APTech would "grow" refined sources of electrons for use in electron microscopes and other high-tech applications.
FEI needed lots of electrons. APTech would find the best way to supply them.
There you have the short and simple scenario. But how Mackie and Cabe got from point A to point B took not only highly specialized knowledge, but considerable testing and tweaking of an innovative production process to get it just right.
APTech creates refined single crystal rods rich in easily extracted electrons. Three elemental materials - tungsten, lanthanum hexaboride and carbide -are used to make rods for slightly differing applications.
It's a slow, painstaking process wherein the medium is suspended in a vacuum chamber and exposed to heat. A rod 1-3/4 inch long and 5000th of an inch in diameter grows drip by drip from the bottom up, the way a stalagmite is formed in a cave.
For more inquiring minds, detailed descriptions of how all this works can be found on the Internet.

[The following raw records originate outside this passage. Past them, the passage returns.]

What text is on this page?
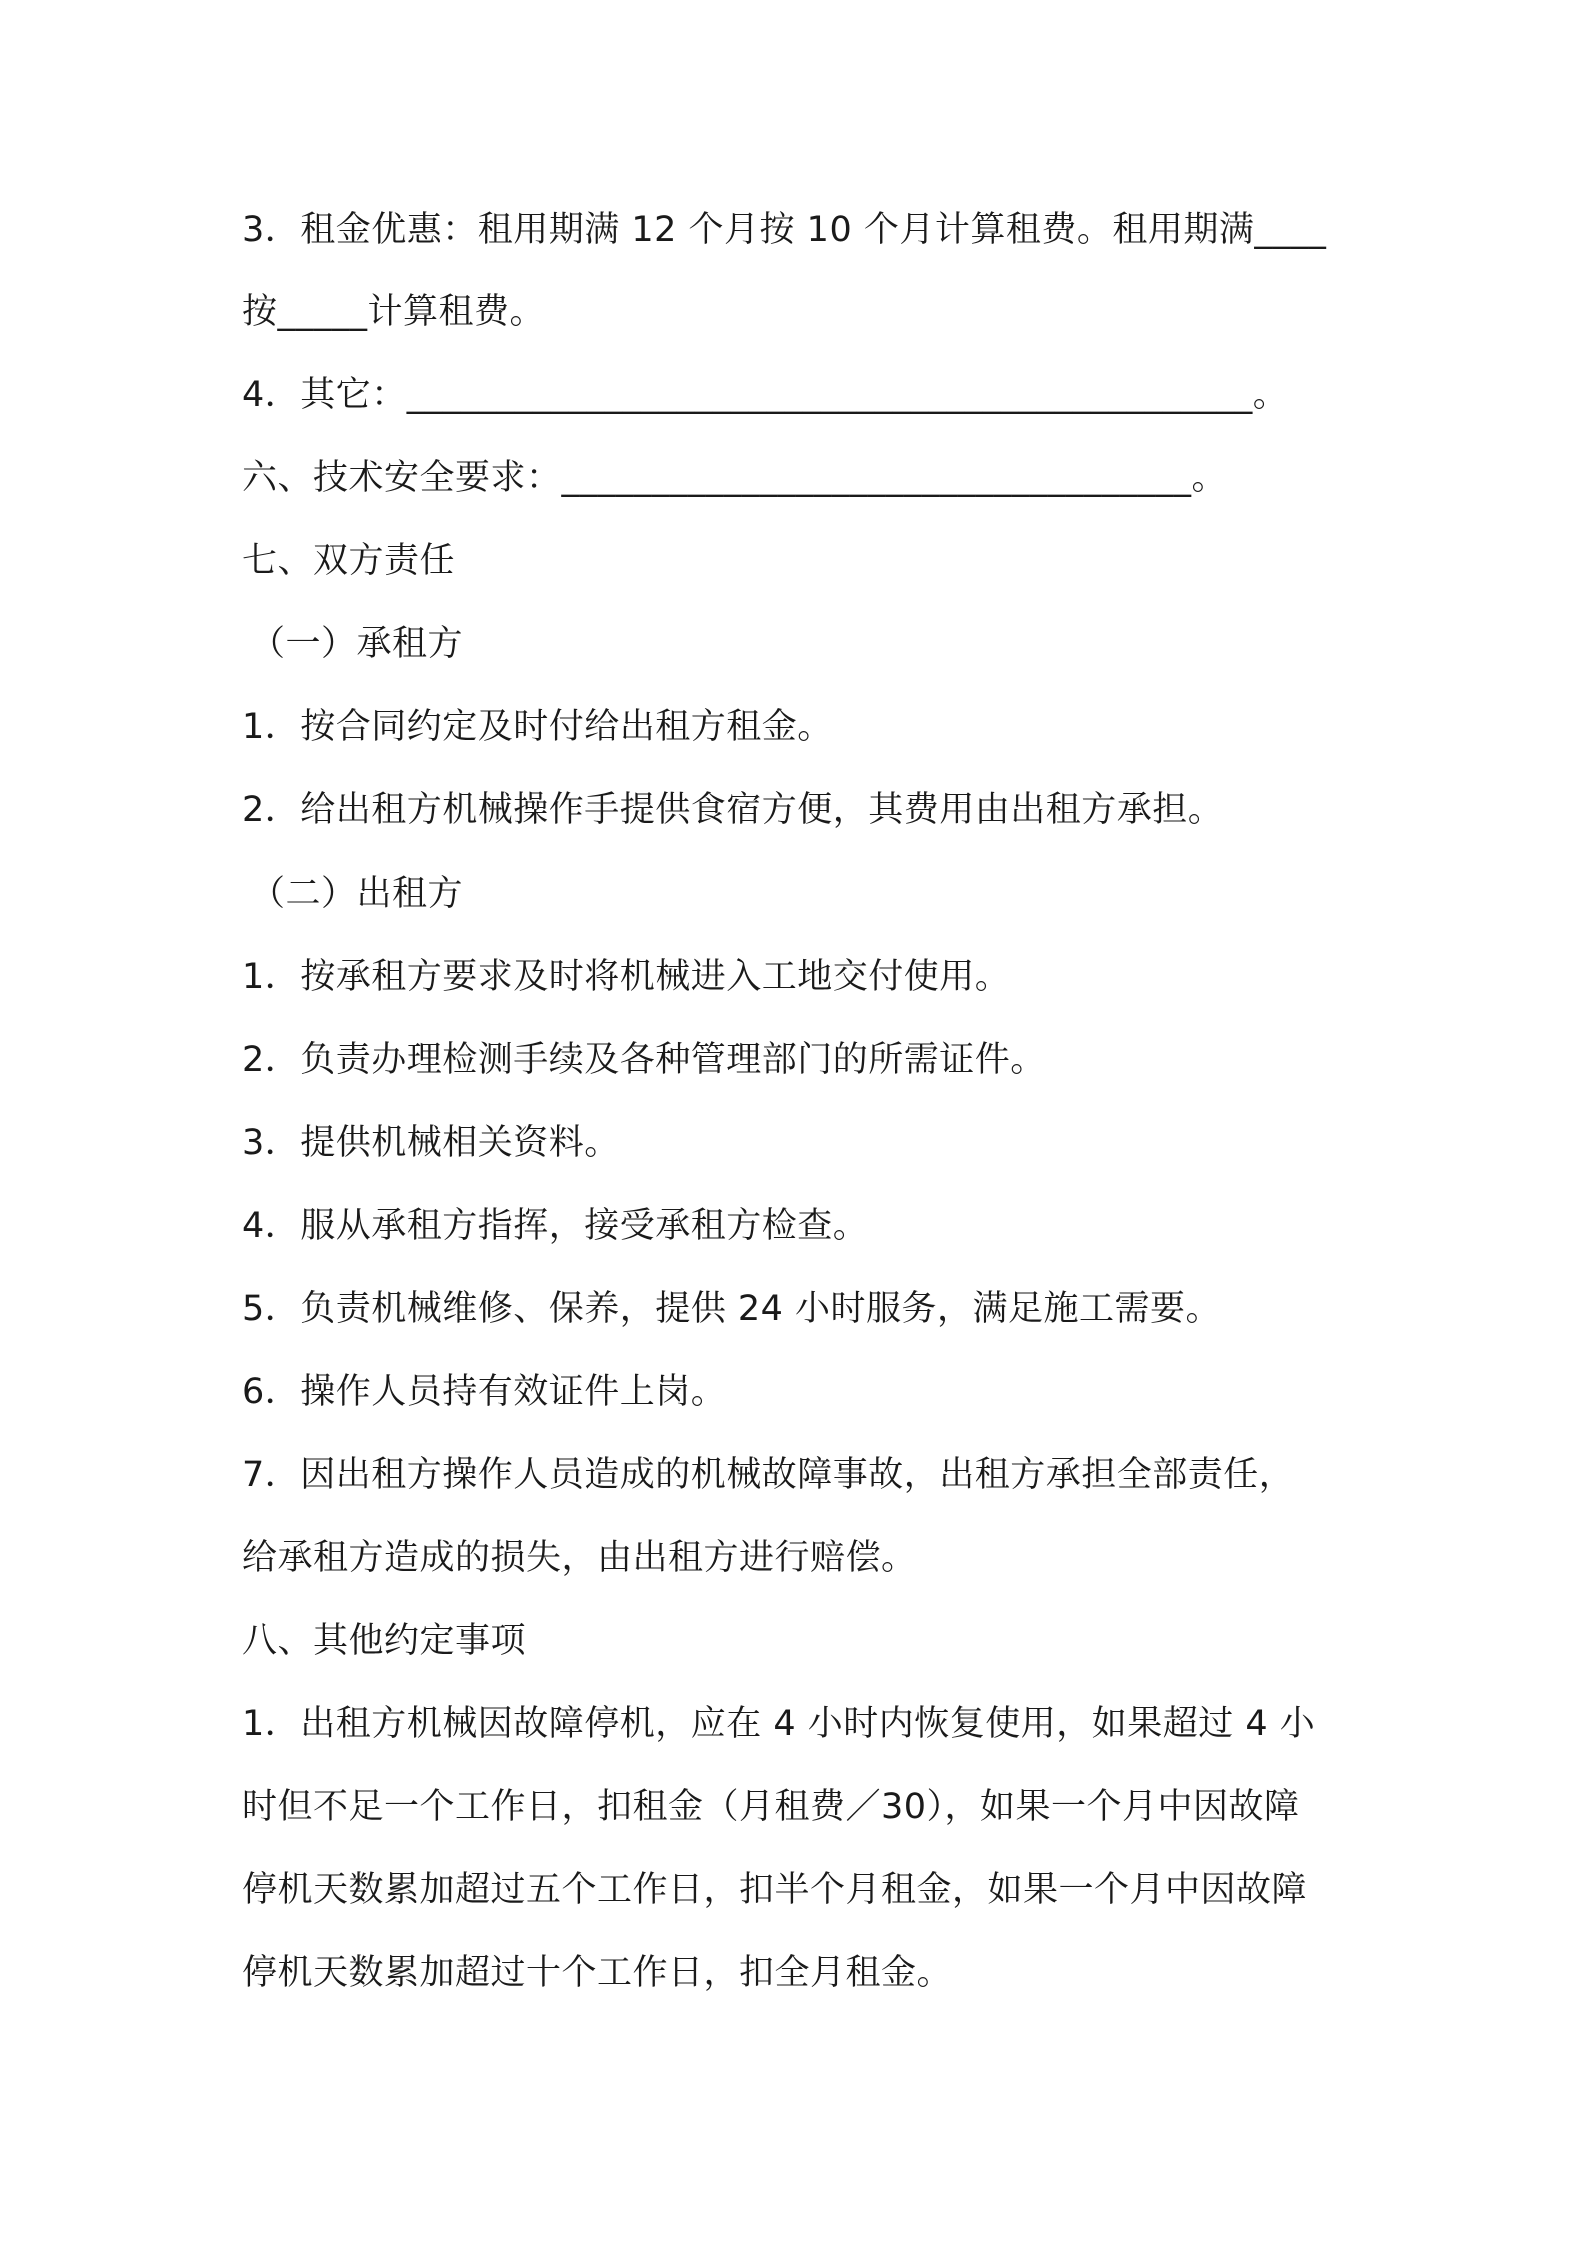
3．租金优惠：租用期满 12 个月按 10 个月计算租费。租用期满____
按_____计算租费。
4．其它：_______________________________________________。
六、技术安全要求：___________________________________。
七、双方责任
（一）承租方
1．按合同约定及时付给出租方租金。
2．给出租方机械操作手提供食宿方便，其费用由出租方承担。
（二）出租方
1．按承租方要求及时将机械进入工地交付使用。
2．负责办理检测手续及各种管理部门的所需证件。
3．提供机械相关资料。
4．服从承租方指挥，接受承租方检查。
5．负责机械维修、保养，提供 24 小时服务，满足施工需要。
6．操作人员持有效证件上岗。
7．因出租方操作人员造成的机械故障事故，出租方承担全部责任，
给承租方造成的损失，由出租方进行赔偿。
八、其他约定事项
1．出租方机械因故障停机，应在 4 小时内恢复使用，如果超过 4 小
时但不足一个工作日，扣租金（月租费／30），如果一个月中因故障
停机天数累加超过五个工作日，扣半个月租金，如果一个月中因故障
停机天数累加超过十个工作日，扣全月租金。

For serious students of math and science, references to professional publications are also available. For the rest of us, it will hopefully suffice to say that the applied science of electron magnification and imaging is a very valuable, if not indispensable, tool for every scientific research discipline and technology centered industry.
Medical research and analysis and disease diagnosis, semiconductor and microelectronic quality control, pharmaceuticals, petroleum, pulp and paper, metallurgy and mineral processing, industrial materials, to name but a few, all benefit from putting the electron to work.
Operating from its headquarters in the heart of the McMinnville Industrial Park, off Riverside Avenue, Applied Physics Technologies is developing lithography and x-ray applications as well as the prototype for a tabletop scanning electron microscope in addition to production of electron sourcing material for a global market.
On a daily basis, APTech's 12 employees play an essential role in this at once immensely large and infinitesimally small contribution to the advancement of society.
According to Mackie's calculations, an electron microscope uses approximately 60 billion electrons per second to do its thing. Without that fuel, the engine wouldn't run.
The most advanced electron microscopes cost as much as $5 million each. But they are so powerful, they are capable of capturing an image of the nano-sized, negatively charged, sub-atomic particles that make it all possible.